Moving Forward in Formation: A Decentralized Hierarchical Learning Approach to Multi-Agent Moving Together
This addresses the challenge of coordinating mobile robots in warehouses, offering a decentralized solution that improves over existing methods.
The paper tackles the problem of multi-agent path finding in formation by proposing a decentralized hierarchical reinforcement learning approach that decomposes tasks and balances rewards, outperforming end-to-end RL methods and scaling effectively in simulations and real-world scenarios.

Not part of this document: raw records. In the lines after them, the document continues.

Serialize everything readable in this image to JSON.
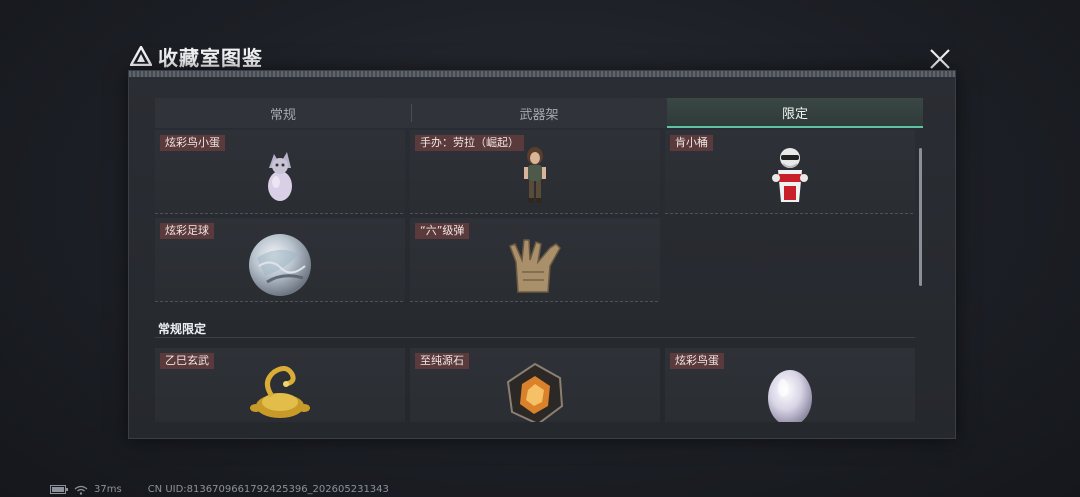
{
  "window": {
    "title": "收藏室图鉴"
  },
  "tabs": [
    {
      "label": "常规",
      "active": false
    },
    {
      "label": "武器架",
      "active": false
    },
    {
      "label": "限定",
      "active": true
    }
  ],
  "items_top": [
    {
      "label": "炫彩鸟小蛋",
      "icon": "egg-creature-icon"
    },
    {
      "label": "手办：劳拉（崛起）",
      "icon": "figure-lara-icon"
    },
    {
      "label": "肯小桶",
      "icon": "bucket-mascot-icon"
    },
    {
      "label": "炫彩足球",
      "icon": "iridescent-ball-icon"
    },
    {
      "label": "“六”级弹",
      "icon": "gold-hand-icon"
    }
  ],
  "section": {
    "title": "常规限定"
  },
  "items_bottom": [
    {
      "label": "乙巳玄武",
      "icon": "golden-tortoise-snake-icon"
    },
    {
      "label": "至纯源石",
      "icon": "dark-crystal-icon"
    },
    {
      "label": "炫彩鸟蛋",
      "icon": "pearl-egg-icon"
    }
  ],
  "status": {
    "ping": "37ms",
    "uid": "CN UID:8136709661792425396_202605231343"
  },
  "colors": {
    "accent": "#5fc2a2",
    "label_bg": "#5b3a3c"
  }
}
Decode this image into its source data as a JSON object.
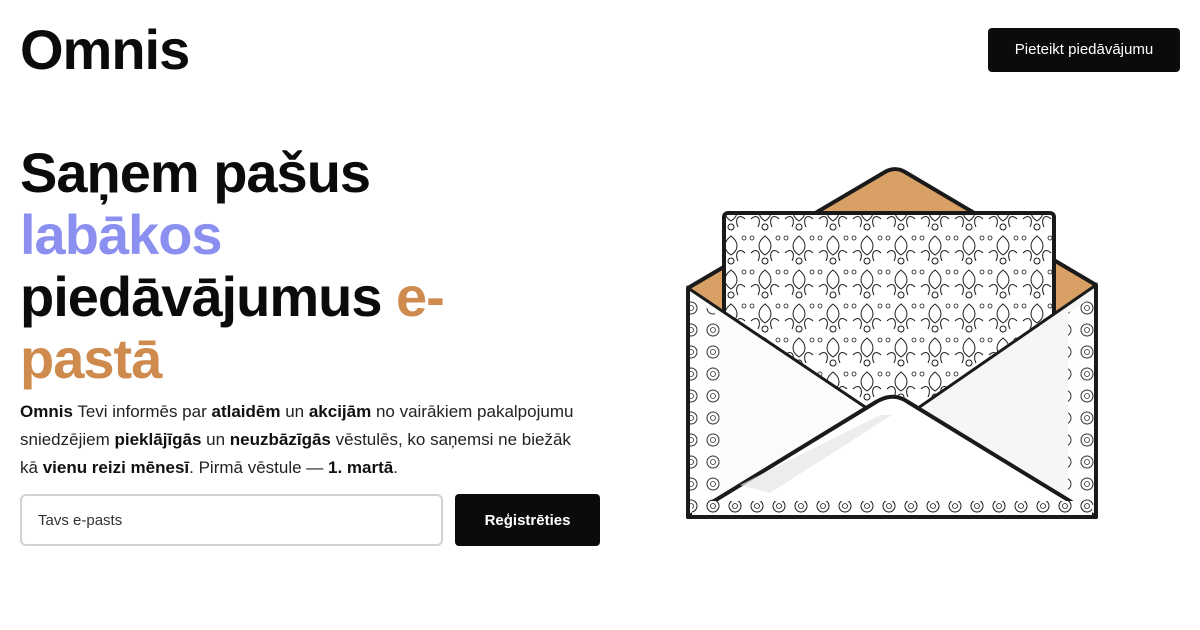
{
  "header": {
    "logo": "Omnis",
    "cta_label": "Pieteikt piedāvājumu"
  },
  "hero": {
    "headline": {
      "line1": "Saņem pašus",
      "accent1": "labākos",
      "part3": "piedāvājumus",
      "accent2_a": "e-",
      "accent2_b": "pastā"
    },
    "description": {
      "b1": "Omnis",
      "t1": " Tevi informēs par ",
      "b2": "atlaidēm",
      "t2": " un ",
      "b3": "akcijām",
      "t3": " no vairākiem pakalpojumu sniedzējiem ",
      "b4": "pieklājīgās",
      "t4": " un ",
      "b5": "neuzbāzīgās",
      "t5": " vēstulēs, ko saņemsi ne biežāk kā ",
      "b6": "vienu reizi mēnesī",
      "t6": ". Pirmā vēstule — ",
      "b7": "1. martā",
      "t7": "."
    },
    "form": {
      "email_placeholder": "Tavs e-pasts",
      "submit_label": "Reģistrēties"
    }
  },
  "illustration": {
    "icon": "envelope-illustration",
    "colors": {
      "flap": "#d9a066",
      "paper": "#ffffff",
      "outline": "#1a1a1a",
      "shadow": "#e6e6e6"
    }
  },
  "colors": {
    "accent_purple": "#8b90f0",
    "accent_orange": "#cf8a4d",
    "button_bg": "#0b0b0b"
  }
}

Multi-agent path finding in formation has many potential real-world applications like mobile warehouse robots. However, previous multi-agent path finding (MAPF) methods hardly take formation into consideration. Furthermore, they are usually centralized planners and require the whole state of the environment. Other decentralized partially observable approaches to MAPF are reinforcement learning (RL) methods. However, these RL methods encounter difficulties when learning path finding and formation problem at the same time. In this paper, we propose a novel decentralized partially observable RL algorithm that uses a hierarchical structure to decompose the multi objective task into unrelated ones. It also calculates a theoretical weight that makes every task reward has equal influence on the final RL value function. Additionally, we introduce a communication method that helps agents cooperate with each other. Experiments in simulation show that our method outperforms other end-to-end RL methods and our method can naturally scale to large world sizes where centralized planner struggles. We also deploy and validate our method in a real world scenario.